Chainsaw gang provides four great days of service
IRVING—Three men from Irving—two from Plymouth Park Baptist Church, one from a nearby Church of Christ—literally let the chips fall where they might during the city’s recent ninth annual faith-based Great Days of Service.
Collectively known as “the chainsaw gang,” their job as part of Great Days of Service during two recent weekends was to clear brush or topple trees on owner-occupied properties identified by the city as needing pruning. Other volunteers worked on plumbing, painting and generl repairs.
Ray Lunsford and Chuck Halteman are veterans in Texas Baptist Men disaster relief work all over the country, so much so that Halteman keeps a duffle packed for quick departure on call. Close to home this time, completely equipped and in non-disaster mode, all they needed were designated sites.
“There’s just one reason we do disaster relief—to witness. We pray with the people, leave them a Bible and encourage them to trust Christ,” Halteman said.
He didn’t say, but he and Lunsford undoubtedly did their share of trusting Jesus on their most challenging Great Days of Service call this year—riding a cherry-picker up 40 feet or so to cut the top out of an enormous cottonwood tree estimated to be at least 100 years old.
During the two weekends of service, volunteers from Plymouth Park Baptist Church packed and delivered to workers about 400 sack lunches donated by Irving restaurants and grocery stores.
Since the program’s beginning in 2002, host church duties have rotated among five participating churches, with a sixth to enter the circuit in 2010.

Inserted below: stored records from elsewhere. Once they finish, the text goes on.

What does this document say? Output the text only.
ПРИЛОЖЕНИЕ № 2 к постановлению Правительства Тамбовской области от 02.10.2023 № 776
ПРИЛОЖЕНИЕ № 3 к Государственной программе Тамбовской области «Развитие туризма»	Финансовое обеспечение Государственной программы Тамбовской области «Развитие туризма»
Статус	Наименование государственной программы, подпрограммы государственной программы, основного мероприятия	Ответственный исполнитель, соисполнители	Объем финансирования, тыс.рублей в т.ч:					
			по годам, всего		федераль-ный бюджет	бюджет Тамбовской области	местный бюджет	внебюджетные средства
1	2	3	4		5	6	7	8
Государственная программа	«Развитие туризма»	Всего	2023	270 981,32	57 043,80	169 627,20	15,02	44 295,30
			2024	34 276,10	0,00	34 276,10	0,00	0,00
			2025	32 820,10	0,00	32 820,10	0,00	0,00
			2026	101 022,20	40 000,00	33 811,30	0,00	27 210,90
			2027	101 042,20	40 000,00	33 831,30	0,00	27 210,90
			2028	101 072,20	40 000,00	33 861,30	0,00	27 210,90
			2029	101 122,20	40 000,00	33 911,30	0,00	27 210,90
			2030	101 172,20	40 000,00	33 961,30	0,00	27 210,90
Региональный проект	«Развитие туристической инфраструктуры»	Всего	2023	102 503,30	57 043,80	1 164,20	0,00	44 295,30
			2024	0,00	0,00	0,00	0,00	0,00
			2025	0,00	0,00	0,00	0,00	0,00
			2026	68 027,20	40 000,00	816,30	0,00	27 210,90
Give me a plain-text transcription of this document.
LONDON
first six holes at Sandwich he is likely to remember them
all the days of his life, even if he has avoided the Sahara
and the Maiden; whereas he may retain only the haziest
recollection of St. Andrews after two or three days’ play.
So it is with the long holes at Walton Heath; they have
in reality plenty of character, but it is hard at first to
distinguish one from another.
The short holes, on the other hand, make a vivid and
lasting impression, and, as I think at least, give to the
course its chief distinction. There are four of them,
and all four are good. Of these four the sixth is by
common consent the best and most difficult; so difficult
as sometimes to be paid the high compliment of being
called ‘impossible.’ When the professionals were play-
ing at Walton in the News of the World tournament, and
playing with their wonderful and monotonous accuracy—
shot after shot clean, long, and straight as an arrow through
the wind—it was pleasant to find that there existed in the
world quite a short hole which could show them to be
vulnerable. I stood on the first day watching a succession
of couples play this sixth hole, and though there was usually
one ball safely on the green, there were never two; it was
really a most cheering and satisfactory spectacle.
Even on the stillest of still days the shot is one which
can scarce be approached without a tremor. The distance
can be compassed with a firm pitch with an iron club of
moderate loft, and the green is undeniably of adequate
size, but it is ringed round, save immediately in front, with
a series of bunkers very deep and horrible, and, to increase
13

This year it was Plymouth Park Baptist’s turn, which meant two members—Steve Epperson and Angie Walker—served as co-chairs. He moved among the couple of dozen work sites selected by city officials. She coordinated all aspects of food intake and lunch preparation and deliveries, plus helping handle constant cell phone calls to and from work sites needing help, running out of materials or running out of work.
Quick notes on her master control sheet include jottings like “a lot of work to do,” “7 workers needed,” “sand and replace floor,” “bath tub patch,” “tear down shed,” “build steps for shed” and “tree removal.”
The latter is where “the chainsaw gang” came in. Lunsford and Halteman particularly enjoyed being able to sleep in their own beds after each work day rather than in sleeping bags on church gymnasium floors as they often do on Texas Baptist Men missions.